The following diagram illustrates how MySQL 8 is mapped to each of the four stages of the Big Data life cycle:

Acquiring data in MySQL

With the volume and velocity of data, it becomes difficult to transfer data in MySQL with optimal performance. To avoid this, Oracle has developed the NoSQL API to store data in the InnoDB storage engine. This will not do any kind of SQL parsing and optimization, hence, key/value data can be directly written to the MySQL tables with high speed transaction responses without sacrificing ACID guarantees. The MySQL cluster also supports different NoSQL APIs for Node.js, Java, JPA, HTTP/REST, and C++. We will explore this in detail later in the book, however, we need to keep in mind that using the NoSQL API, we can enable the faster processing of data and transactions in MySQL.

Organizing data in Hadoop

The next step is to organize data in the Hadoop filesystem once the data has been acquired and loaded to MySQL. Big Data requires some processing to produce analysis results where Hadoop is used to perform highly parallel processing. Hadoop is also a highly scalable distributed framework and is powerful in terms of computation. Here, the data is consolidated from different sources to process the analysis. To transfer the data between MySQL tables to HDFS, Apache Sqoop will be leveraged.

Analyzing data

Now it's time for analyzing data! This is the phase where MySQL data will be processed using the map reduce algorithm of Hadoop. We can use other analysis tools such as Apache Hive or Apache Pig to do similar analytical results. We can also perform custom analysis that can be executed on Hadoop, which returns the results set with the data analyzed and processed.

Results of analysis

The results that were analyzed from our previous phases are loaded back into MySQL, which can be done with the help of Apache Sqoop. Now MySQL has the analysis result that can be consumed by business intelligence tools such as Oracle BI Solution, Jasper Soft, Talend, and so on or other traditional ways using web applications that can generate various analytical reports and, if required, do real-time processing.
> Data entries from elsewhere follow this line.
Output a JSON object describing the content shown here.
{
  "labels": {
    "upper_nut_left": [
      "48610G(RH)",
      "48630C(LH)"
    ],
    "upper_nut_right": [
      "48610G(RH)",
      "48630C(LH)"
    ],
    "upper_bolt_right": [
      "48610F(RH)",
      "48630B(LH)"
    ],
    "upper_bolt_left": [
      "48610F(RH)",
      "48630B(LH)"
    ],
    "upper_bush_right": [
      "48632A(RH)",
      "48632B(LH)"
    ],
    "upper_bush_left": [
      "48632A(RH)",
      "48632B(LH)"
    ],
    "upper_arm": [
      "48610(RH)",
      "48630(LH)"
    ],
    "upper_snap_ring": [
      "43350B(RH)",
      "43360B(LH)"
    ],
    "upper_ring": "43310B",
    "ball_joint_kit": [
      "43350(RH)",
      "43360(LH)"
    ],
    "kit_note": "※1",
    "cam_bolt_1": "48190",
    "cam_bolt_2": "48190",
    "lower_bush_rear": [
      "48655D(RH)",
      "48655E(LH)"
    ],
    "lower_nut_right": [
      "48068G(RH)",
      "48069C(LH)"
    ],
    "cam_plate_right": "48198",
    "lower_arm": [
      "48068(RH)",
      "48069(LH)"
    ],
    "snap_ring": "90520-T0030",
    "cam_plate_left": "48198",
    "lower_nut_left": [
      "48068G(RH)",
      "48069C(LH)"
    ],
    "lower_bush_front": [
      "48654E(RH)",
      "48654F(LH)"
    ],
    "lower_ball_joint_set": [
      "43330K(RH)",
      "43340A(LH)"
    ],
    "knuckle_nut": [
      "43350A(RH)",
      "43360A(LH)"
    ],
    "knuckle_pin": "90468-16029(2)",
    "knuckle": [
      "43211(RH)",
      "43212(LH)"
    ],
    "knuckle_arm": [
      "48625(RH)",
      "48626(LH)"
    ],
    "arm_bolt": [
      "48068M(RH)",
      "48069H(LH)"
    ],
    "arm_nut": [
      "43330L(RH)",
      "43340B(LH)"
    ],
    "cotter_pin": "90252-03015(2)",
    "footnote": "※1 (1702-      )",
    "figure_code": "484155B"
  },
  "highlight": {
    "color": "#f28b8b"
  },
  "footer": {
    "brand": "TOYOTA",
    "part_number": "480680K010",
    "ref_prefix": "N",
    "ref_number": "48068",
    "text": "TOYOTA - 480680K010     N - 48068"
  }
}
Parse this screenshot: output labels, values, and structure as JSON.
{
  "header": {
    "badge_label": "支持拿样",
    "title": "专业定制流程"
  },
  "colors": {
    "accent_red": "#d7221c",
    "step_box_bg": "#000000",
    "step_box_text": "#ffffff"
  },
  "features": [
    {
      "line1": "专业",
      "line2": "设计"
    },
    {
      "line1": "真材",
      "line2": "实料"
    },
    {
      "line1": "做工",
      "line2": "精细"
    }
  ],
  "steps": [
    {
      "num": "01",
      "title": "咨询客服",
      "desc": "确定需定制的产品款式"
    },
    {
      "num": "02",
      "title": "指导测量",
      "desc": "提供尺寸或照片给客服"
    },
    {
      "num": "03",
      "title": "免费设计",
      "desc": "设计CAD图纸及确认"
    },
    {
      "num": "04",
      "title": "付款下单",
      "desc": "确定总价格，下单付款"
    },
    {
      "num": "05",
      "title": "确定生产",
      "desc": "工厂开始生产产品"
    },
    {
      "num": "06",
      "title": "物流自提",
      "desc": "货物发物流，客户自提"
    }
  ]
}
This is how MySQL fits easily into a Big Data solution. This architecture makes structured databases handle the Big Data analysis. To understand how to achieve this, refer to Chapter 9, Case study: Part I - Apache Sqoop for Exchanging Data between MySQL and Hadoop, and Chapter 10, Case study: Part II - Realtime event processing using MySQL applier, which cover a couple of real-world use cases where we discuss using MySQL 8 extensively and solving business problems to generate value from data.

Summary

In this chapter, we discussed Big Data and its importance in various industries. We also looked into different Big Data segments and their life cycle phases including collecting, storing, analyzing, and governance. We discussed structured databases and why we require a structured database for Big Data. We looked at major features of the MySQL database and explored the newly added features in the MySQL 8 version. Then, we discussed the major benefits of using MySQL and learned how to install MySQL 8 in the Linux system using the RPM package. Finally, we understood how MySQL can be used in Big Data analysis and how it can fit within the Big Data life cycle phases with the help of Hadoop and Apache Sqoop.

In the next chapter, you will learn different query techniques with MySQL 8 including joins and aggregating datasets.